Por los casos más visibles del movimiento #MeToo se concluiría apresuradamente que las actrices famosas son las más expuestas al abuso sexual cuando se trata, por el contrario, de uno de los oficios en donde las situaciones confusas y ambiguas son muy comunes. Incluso cuando hay indicios de ataques serios, la mediatización del caso implica serias dificultades para aclararlo o resolverlo. La abogada Paula Vial, defensora del cineasta chileno Nicolás López, acusado formalmente de cinco delitos sexuales, anota que la exposición pública “crea muchos prejuicios y aumenta la presión sobre el caso… lo que hemos visto es mucha espectacularidad y lo que uno querría ver es seriedad en los planteamientos, que se respeten el sistema y las garantías, y que si hay algún delito que este se acredite en los tribunales”. Algo similar se puede decir sobre las periodistas que provocan linchamientos virtuales de poderosos personajes con una simple frase confusa.

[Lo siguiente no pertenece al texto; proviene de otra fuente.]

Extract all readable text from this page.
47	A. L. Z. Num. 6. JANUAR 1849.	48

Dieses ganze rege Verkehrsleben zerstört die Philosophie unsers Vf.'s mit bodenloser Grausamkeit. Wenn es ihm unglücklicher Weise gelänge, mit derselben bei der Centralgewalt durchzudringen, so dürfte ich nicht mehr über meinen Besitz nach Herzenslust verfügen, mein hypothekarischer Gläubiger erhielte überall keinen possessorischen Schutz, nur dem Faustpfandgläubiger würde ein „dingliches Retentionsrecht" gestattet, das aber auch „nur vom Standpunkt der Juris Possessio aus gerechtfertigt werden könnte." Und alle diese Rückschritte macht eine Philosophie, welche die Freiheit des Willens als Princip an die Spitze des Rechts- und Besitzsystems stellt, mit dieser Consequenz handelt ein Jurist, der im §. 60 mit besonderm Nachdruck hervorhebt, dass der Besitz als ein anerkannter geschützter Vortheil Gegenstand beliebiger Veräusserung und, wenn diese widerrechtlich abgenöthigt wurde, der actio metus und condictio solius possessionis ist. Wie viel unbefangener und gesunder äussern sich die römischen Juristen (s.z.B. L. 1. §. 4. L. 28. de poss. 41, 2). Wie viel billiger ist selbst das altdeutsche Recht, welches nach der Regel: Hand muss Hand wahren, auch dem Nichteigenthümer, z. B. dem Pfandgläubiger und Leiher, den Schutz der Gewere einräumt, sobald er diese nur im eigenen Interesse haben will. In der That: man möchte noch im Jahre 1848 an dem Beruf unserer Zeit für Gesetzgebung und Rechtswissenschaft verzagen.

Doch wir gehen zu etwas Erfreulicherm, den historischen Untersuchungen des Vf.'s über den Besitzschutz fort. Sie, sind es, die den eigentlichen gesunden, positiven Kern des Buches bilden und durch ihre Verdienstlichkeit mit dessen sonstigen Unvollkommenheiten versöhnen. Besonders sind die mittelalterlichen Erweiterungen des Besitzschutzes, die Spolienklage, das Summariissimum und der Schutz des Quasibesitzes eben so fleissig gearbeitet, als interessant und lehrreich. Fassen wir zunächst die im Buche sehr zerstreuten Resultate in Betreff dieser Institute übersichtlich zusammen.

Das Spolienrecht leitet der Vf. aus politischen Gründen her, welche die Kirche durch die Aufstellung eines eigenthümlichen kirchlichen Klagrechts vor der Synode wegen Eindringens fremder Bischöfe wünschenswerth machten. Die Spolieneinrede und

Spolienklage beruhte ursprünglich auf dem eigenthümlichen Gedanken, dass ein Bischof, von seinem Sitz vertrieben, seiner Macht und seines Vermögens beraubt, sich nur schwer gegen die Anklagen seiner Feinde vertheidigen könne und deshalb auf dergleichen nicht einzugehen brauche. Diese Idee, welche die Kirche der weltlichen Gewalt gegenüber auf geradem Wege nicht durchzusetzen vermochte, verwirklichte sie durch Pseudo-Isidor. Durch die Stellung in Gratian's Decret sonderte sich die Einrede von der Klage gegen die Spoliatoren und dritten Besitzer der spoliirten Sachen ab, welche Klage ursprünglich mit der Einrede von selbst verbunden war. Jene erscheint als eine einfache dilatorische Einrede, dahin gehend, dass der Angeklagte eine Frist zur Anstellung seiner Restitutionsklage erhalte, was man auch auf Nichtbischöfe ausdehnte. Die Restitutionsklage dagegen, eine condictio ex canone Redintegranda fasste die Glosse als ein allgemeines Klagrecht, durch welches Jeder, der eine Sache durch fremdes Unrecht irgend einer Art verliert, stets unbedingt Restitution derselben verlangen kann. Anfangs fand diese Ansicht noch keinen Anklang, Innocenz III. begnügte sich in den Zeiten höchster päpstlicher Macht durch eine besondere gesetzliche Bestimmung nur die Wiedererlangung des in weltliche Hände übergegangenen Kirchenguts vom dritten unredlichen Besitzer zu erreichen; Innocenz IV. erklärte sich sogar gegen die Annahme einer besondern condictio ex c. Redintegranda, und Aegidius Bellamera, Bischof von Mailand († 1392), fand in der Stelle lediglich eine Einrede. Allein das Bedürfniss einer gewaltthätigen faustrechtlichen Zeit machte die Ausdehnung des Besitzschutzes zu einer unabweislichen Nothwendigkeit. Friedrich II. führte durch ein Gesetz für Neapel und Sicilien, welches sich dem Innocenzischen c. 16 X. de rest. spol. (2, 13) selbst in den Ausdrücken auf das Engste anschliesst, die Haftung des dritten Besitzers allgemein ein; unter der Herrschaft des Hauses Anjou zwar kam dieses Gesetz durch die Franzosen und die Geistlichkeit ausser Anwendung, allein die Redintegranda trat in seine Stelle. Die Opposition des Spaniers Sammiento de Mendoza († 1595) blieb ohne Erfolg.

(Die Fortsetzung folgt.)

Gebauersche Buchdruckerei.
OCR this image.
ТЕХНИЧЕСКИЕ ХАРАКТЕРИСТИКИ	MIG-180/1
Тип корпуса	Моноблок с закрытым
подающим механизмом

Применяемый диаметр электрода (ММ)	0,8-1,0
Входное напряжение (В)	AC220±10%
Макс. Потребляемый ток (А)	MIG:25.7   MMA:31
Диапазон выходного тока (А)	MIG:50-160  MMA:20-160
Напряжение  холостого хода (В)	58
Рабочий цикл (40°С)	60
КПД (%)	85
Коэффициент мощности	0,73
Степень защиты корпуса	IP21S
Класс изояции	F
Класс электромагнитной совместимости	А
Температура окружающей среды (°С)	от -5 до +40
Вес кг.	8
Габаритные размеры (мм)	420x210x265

El colmo del victimismo es que el periodismo, una actividad cuya demanda creció con el confinamiento, se considere tanto o más afectado que otros sectores por la pandemia. “COVID-19 hizo aún más compleja y desafiante la dura realidad del oficio… (Muchas) empresas periodísticas tuvieron que sumar a las dificultades que encaran las que trajo consigo esta nueva y muy dura realidad”. Estas frases reflejan fallas para editar un texto de manera seria y ecuánime. Es tal vez por sentirse tan especiales, no sacudirse, ni modernizarse, ni haber encontrado un sistema de cobro atractivo y razonable, que el ejercicio periodístico presenta serias dificultades actualmente. Quejarse atenta contra la innovación. Netflix no es sólo para entretenerse. Debería estudiarse como modelo de negocio: alta variedad y calidad a precios realmente accesibles.